Post-Covid : Débat autour du rôle du secteur privé dans la relance économique au Maroc

Le rôle du secteur privé dans la relance de l’économie marocaine a été au centre d’un débat-conférence, organisé jeudi sous le thème « Le développement du secteur privé au Maroc : enjeux et perspectives dans le contexte de la pandémie de Covid-19. »

 

 

Tenue par visioconférence, cette réunion a pour objectif de présenter le premier rapport tripartite intitulé « Développement du secteur privé au Maroc : défis et opportunités en temps de pandémie de Covid-19 », fruit d’une collaboration de la Banque africaine de développement (BAD), la Banque européenne d’investissement (BEI) et la Banque européenne pour la reconstruction et le développement (BERD).

A cette occasion, le responsable pays du bureau de la BAD au Maroc, Achraf Tarsim, a relevé que le rapport « balise la réflexion quand au rôle du secteur privé marocain dans la dynamique de croissance, de résilience et donc de relance économique ». Cela vise à contribuer à la mise en œuvre du nouveau modèle de développement (NMD) du Royaume et consacrer sa triple ambition de développement durable, de progrès social et d’émergence, a ajouté M. Tarsim.

De son côté, la cheffe de la représentation de la BEI au Maroc, Anna Barone, a indiqué que le secteur privé marocain a un potentiel en tant que moteur de croissance de l’économie. Ainsi, Mme Barone a fait savoir que le développement du secteur privé passe par l’investissement et qu’il est nécessaire de faciliter l’accès au financement aux plus petites entreprises, notamment celles qui sont portées par les jeunes et par les femmes et celles qui se trouvent dans les milieux ruraux.

« Développer les petites entreprises pourrait permettre d’accélérer le processus d’inclusion qui n’est pas uniquement financière mais aussi sociale, pour toute la population du Maroc », a-t-elle affirmé. Antoine Sallé de Chou, directeur de la BERD au Maroc a souligné que le rapport conjoint rejoint pleinement les conclusions du NMD. « Accélérer la transformation de l’économie marocaine vers un modèle durable et inclusif requiert une mobilisation accrue de l’investissement privé », a-t-il dit. Cette phase de relance post-Covid est le moment parfait pour parachever cette transition d’un modèle qui était jusqu’à présent tiré par l’investissement public vers un modèle qui donne plus de place à l’investissement privé, a-t-il soutenu.
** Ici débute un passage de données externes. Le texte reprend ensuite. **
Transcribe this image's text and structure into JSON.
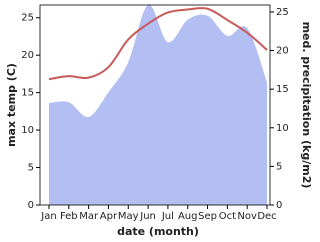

La présentation du rapport a été suivie d’une discussion de haut niveau entre des personnalités du secteur privé et des représentants des trois banques multilatérales de développement et de la Commission européenne.

Les échanges ont notamment porté sur les recommandations visant à protéger le secteur privé et à libérer son potentiel. Cela dans la perspective de soutenir une croissance forte, résiliente et inclusive au Maroc. Avec ce premier rapport conjoint, la BAD, la BEI et la BERD soulignent tout le potentiel du secteur privé marocain pour devenir un acteur, encore plus essentiel, du développement du Royaume.